With a signed contract (fingers crossed) and 79 days left in the house, I’m in the midst of an identity crisis. Or is it a housing crisis? I can’t actually ‘see’ myself anyplace else. There are bound to be plenty of options but it’s more than just finding an available spot, it needs to feel right.
So, I ran away; I’m at the beach. Proximity to water always seems to open me up. This morning’s writing brought forth a couple of “aha” moments. The house, my deceased husband’s childhood home, has been a place I’ve loved since the first time I laid eyes on it in 1975. Forty years. It has been my home for the last 16 years. I’m leaving, I’m finally closing a door on that part of my life. I’ve been grieving without understanding who or what I was grieving for–until this morning. Myself. The life a young 22-year-old woman expected as she walked down the aisle. The life that kept bumping up against big obstacles and challenges. I find myself in a “Now what?” place.
The idea of leaving this too-large house, becoming debt free, and living a less cluttered life seemed inspiring at the time. I hadn’t expected to feel so emotional (and a little lost) in the process. I’m having to let go of expectation. And, a large dose of judgment about what my life ‘ought’ to look like.

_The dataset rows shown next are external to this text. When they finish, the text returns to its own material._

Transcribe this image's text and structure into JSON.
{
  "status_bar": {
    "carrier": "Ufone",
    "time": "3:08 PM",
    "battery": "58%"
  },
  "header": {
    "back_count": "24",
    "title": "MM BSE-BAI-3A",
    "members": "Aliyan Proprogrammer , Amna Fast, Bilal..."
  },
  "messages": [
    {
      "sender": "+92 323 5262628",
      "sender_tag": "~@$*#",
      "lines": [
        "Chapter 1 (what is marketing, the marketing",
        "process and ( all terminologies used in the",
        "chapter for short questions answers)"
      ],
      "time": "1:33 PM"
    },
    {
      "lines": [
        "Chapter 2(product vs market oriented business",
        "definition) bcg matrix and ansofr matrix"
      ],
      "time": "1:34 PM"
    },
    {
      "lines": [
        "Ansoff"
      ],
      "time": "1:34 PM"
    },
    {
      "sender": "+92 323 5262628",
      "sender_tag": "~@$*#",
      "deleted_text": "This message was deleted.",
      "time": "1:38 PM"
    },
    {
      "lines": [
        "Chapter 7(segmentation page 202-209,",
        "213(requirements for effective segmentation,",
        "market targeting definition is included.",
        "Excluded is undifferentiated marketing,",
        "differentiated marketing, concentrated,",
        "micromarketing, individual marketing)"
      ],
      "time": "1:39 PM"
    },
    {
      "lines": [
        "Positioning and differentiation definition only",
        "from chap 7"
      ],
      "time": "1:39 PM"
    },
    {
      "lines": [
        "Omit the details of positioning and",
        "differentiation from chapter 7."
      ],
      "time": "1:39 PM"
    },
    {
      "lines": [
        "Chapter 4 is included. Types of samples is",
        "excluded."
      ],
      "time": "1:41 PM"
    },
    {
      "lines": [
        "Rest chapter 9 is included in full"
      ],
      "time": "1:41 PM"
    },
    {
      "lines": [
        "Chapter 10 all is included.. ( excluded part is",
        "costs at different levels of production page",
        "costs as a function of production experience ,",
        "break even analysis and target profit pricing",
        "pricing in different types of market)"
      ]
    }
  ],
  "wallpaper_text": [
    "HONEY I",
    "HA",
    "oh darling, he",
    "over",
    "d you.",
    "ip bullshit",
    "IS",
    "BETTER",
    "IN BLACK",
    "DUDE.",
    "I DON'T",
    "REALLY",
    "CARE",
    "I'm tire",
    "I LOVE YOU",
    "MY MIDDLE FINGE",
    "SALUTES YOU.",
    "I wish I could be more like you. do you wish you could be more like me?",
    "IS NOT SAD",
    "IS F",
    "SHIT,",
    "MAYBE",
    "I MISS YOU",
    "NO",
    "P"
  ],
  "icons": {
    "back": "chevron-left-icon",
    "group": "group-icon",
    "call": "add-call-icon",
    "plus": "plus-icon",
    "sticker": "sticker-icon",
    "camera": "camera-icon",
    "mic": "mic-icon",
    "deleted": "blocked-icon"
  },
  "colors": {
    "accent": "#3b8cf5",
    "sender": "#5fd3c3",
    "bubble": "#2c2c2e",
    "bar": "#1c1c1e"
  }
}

What the hell does life look like at 60? I have no concrete answer to that. Life is what we make of it. And, I’m giving myself the greatest opportunity of my whole life, really. I get to create whatever I want. I get to take care of me—finally—without fretting over what ‘people’ think. No rules, no expectations, no restraints–and that’s scary as hell if you’ve lived a somewhat controlled, vigilant life.
I’ve done one round of uncluttering and scaling down–in terms of personal possessions. Now it’s time to dig deeper. To open doors and examine it all. This house selling isn’t as much about the house in literal terms as it is swapping out my old life for a more satisfying experience suited to who I am right now and how I want to live for the next 30 years.
I will figure it out, hopefully sooner rather than later. I’m looking at housing options, trying to intuit what feels like the right fit for this next stage. I am reminding myself that this is an exciting opportunity. Change can be challenging and much of it is about attitude. Shifts can create an opening for unexpected new delights and challenges. I remind myself that I should be grateful to have this opportunity.